TEXT OF JEWISH APPEAL TO STATE DEPARTMENT
The letter of the Jewish organizations, which requested that a formal protest be made by the government of the United States to the government of France, summarized the situation as follows: “Reports reaching us from reliable sources concur in stating that the government of France is permitting the forcible mass deportation by the Nazis of Jewish refugees who have been interned in a number of camps in the south of France. This action began about August 8th when a total of 3,600 men, women and children were rounded up, loaded on trains and sent off without any word regarding their destination. The reports agree that these 3,600 were the first contingent of a total of 10,000 Jewish refugees which the French government has agreed to deport to Eastern territories. It is stated furthermore that should
“The refugees now in internment camps in southern France are the remainder of a very much larger number made up chiefly of two groups – first, emigres from Poland and other European lands who had taken up residence in France, and emigres from Germany, who before the outbreak of the war had been accorded refuge in France, all of whom at the time of the invasion were interned as aliens; second, former residents of the German Palatinate and of Alsace-Lorraine who had been deported, virtually without prior notice, to unoccupied France and interned there by the French government. These men, women and children, many of whom had already been uprooted from their homes and stripped of all their belongings, are innocent victims of the cruel and fantastic race dogmas of the Nazis.”
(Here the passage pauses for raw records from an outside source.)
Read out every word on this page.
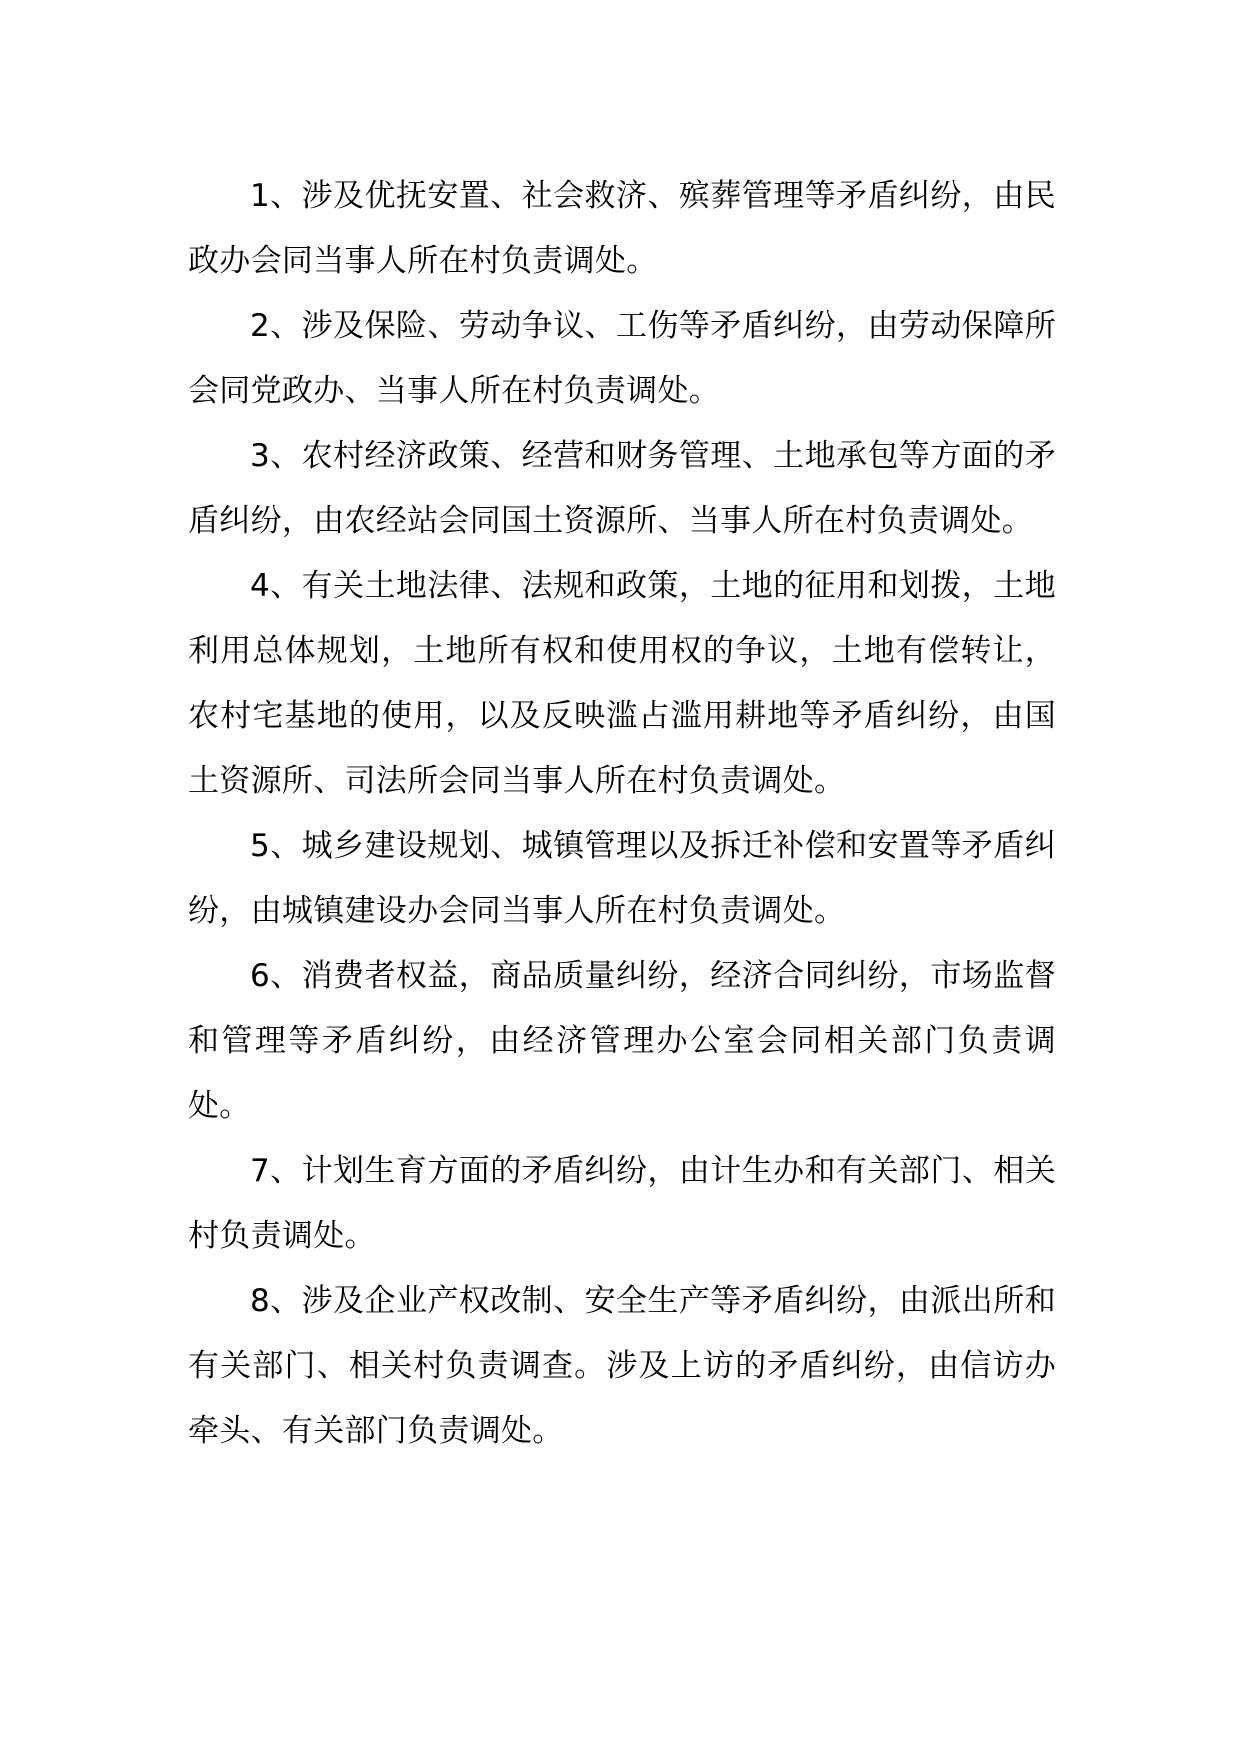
1、涉及优抚安置、社会救济、殡葬管理等矛盾纠纷，由民政办会同当事人所在村负责调处。

2、涉及保险、劳动争议、工伤等矛盾纠纷，由劳动保障所会同党政办、当事人所在村负责调处。

3、农村经济政策、经营和财务管理、土地承包等方面的矛盾纠纷，由农经站会同国土资源所、当事人所在村负责调处。

4、有关土地法律、法规和政策，土地的征用和划拨，土地利用总体规划，土地所有权和使用权的争议，土地有偿转让，农村宅基地的使用，以及反映滥占滥用耕地等矛盾纠纷，由国土资源所、司法所会同当事人所在村负责调处。

5、城乡建设规划、城镇管理以及拆迁补偿和安置等矛盾纠纷，由城镇建设办会同当事人所在村负责调处。

6、消费者权益，商品质量纠纷，经济合同纠纷，市场监督和管理等矛盾纠纷，由经济管理办公室会同相关部门负责调处。

7、计划生育方面的矛盾纠纷，由计生办和有关部门、相关村负责调处。

8、涉及企业产权改制、安全生产等矛盾纠纷，由派出所和有关部门、相关村负责调查。涉及上访的矛盾纠纷，由信访办牵头、有关部门负责调处。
The letter also cited the “long and honorable humanitarian tradition” of the United States Government, and suggested that a protest might dissuade Vichy “from becoming an accomplice in yet another of the long series of barbaric’ crimes which President Roosevelt denounced in his warning on August 21 to the Nazi regime.” The letter was signed by Maurice Wertheim, President of the American Jewish Committee; Stephen S. Wise, President of the American Jewish Congress; Henry Monsky, President of B’nai B’rith and Adolph Held, President of the Jewish Labor Committee.